Now, the question was how would the response time be in viewing this data through the browser? I didn’t pay too much attention to the stats when not logged in (as this is using probably_alive to determine what info to show, is recursive, and needs some speedup work). So I logged in (id = admin/password = gramps), and began to browse the People View. I was disappointed: it took over 30 seconds to view each page of 15 names! (BTW, this view has all names in it, including all alternate names, unlike Gramps Gtk which only shows primary names).
Was this slowness a limitation of Django? Sqlite? Data organization? To narrow down the problem I installed the Django Debug Toolbar, and turned it on (uncommented all debug_toolbar items, and set DEBUG = True in src/web/settings.py) and reloaded the page. The toolbar shows a pane on the right-hand side of the screen. One of the tabs is SQL queries. It showed 311 queries per people page view. Clicking on the Query tab shows all of the queries for that page, and even a graphical bar for each showing the relative percentage time that that query took across the entire time of that page creation.
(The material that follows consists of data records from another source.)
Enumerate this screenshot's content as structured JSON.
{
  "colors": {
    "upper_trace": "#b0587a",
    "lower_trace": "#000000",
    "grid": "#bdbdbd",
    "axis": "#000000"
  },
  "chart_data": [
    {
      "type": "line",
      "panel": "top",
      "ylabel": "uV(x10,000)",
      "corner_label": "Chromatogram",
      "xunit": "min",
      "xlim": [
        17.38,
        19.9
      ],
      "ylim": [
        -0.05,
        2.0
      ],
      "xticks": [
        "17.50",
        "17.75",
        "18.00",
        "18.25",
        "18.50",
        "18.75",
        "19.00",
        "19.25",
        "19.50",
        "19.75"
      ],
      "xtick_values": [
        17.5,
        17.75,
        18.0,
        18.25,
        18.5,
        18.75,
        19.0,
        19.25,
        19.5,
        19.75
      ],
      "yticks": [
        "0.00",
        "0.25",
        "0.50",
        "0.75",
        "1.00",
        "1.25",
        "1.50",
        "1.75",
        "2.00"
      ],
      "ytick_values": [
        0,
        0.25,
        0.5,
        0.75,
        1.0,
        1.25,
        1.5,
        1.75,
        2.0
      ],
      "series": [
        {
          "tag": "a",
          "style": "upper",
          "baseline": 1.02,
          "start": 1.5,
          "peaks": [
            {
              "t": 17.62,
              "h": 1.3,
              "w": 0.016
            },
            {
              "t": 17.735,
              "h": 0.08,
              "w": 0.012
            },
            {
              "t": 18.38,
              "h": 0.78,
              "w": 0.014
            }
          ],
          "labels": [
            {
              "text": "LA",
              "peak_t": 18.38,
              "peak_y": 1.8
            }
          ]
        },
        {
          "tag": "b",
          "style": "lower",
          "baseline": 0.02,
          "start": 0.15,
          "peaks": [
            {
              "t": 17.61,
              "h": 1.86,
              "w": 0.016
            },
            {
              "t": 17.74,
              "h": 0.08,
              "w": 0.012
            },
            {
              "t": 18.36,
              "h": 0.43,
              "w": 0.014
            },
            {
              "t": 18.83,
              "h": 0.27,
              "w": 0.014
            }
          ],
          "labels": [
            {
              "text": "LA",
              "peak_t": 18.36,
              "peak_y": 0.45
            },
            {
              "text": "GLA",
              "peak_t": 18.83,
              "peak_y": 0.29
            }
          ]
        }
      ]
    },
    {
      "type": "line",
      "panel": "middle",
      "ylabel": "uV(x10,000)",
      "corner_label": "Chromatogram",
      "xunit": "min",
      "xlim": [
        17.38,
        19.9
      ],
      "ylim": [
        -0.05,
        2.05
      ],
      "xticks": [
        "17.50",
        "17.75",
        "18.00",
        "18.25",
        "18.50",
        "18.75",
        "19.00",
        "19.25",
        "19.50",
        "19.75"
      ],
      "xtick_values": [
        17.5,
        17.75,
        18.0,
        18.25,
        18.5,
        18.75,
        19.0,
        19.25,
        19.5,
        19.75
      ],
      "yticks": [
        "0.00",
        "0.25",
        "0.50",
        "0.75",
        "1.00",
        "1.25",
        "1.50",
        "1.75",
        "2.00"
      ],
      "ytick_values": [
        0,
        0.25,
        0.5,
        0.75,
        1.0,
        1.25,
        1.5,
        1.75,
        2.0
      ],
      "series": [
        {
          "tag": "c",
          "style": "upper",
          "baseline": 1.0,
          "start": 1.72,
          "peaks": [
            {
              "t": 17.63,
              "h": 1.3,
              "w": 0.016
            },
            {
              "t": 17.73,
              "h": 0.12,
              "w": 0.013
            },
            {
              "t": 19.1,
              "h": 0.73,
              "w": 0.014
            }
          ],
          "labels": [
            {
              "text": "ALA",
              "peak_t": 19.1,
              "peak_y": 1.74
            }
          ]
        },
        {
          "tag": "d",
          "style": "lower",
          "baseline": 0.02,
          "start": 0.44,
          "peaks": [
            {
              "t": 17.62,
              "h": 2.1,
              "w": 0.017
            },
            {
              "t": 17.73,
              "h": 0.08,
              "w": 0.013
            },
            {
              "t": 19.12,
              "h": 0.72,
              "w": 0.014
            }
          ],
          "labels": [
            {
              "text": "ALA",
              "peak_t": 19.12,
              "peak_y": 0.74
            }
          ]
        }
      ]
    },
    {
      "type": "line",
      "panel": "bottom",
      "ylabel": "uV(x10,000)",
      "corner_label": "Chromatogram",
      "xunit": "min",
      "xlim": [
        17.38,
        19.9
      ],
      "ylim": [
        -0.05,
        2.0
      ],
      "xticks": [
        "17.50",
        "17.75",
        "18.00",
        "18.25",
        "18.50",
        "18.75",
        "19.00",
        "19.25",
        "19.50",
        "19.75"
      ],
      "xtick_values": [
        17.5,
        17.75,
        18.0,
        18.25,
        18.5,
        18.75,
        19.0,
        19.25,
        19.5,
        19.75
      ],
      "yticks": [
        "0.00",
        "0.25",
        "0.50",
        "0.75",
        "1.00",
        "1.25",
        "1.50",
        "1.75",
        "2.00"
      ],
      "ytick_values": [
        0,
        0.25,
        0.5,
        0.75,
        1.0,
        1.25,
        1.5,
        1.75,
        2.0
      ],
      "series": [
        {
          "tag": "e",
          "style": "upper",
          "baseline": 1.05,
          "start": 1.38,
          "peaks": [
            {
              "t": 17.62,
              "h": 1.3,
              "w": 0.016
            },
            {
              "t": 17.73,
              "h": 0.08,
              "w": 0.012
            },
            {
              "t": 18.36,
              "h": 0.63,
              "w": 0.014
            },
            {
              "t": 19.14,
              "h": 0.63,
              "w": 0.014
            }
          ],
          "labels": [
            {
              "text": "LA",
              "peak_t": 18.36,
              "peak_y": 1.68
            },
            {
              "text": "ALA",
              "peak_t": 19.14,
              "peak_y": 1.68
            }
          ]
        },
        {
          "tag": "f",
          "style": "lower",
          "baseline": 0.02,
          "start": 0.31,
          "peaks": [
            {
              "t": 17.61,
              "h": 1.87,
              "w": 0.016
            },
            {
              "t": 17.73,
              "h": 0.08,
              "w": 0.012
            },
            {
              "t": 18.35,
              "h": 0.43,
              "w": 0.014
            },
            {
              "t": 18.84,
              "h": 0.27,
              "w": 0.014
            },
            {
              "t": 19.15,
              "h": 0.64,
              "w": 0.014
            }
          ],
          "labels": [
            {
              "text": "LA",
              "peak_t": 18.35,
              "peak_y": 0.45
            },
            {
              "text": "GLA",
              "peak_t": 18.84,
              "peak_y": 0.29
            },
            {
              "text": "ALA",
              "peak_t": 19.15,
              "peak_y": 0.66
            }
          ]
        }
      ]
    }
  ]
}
There were a few query types that were taking about 800 milliseconds (.8 seconds) each. That adds up fast! So I opened up a console window, started sqlite on the Django database (“sqlite3 sqlite.db”) and started poking around. All of the Gramps tables are prefixed with “grampsdb_”. So the Person model is stored in the “grampsdb_person” table. Some Sqlite meta commands:
sqlite> .indices grampsdb_eventref
sqlite> .timer on
I could see the issue by cutting and pasting the SQL query from the browser window to the sqlite prompt, and saw the same timings from the browser:
sqlite> SELECT “grampsdb_eventref”.”id”, “grampsdb_eventref”.”object_type_id”, “grampsdb_eventref”.”object_id”, “grampsdb_eventref”.”order”, “grampsdb_eventref”.”last_saved”, “grampsdb_eventref”.”last_changed”, “grampsdb_eventref”.”private”, “grampsdb_eventref”.”ref_object_id”, “grampsdb_eventref”.”role_type_id” FROM “grampsdb_eventref” WHERE (“grampsdb_eventref”.”object_type_id” = 25 AND “grampsdb_eventref”.”object_id” = 64647 ) ORDER BY “grampsdb_eventref”.”order” ASC;
I started adding indexes to see if I can get the time down. (One current limitation with Django is that it can’t create multi-field indexes by itself… you have to do that through raw SQL.) I created indexes, testing the queries as a went to see what would help reduce time. I found a couple that help:
sqlite> create index grampsdb_name_surname ON grampsdb_name (surname, first_name);
sqlite> create index grampsdb_eventref_object_id_object_type_id ON grampsdb_eventref
Now the views appear instantaneously! So without adding any code, examining the timings of each individual query, and creating new indexes on the fly (with the browser open, viewing live data), one can optimize functionality throughout Gramps-Connect. I’m really enjoying my Gramps database now!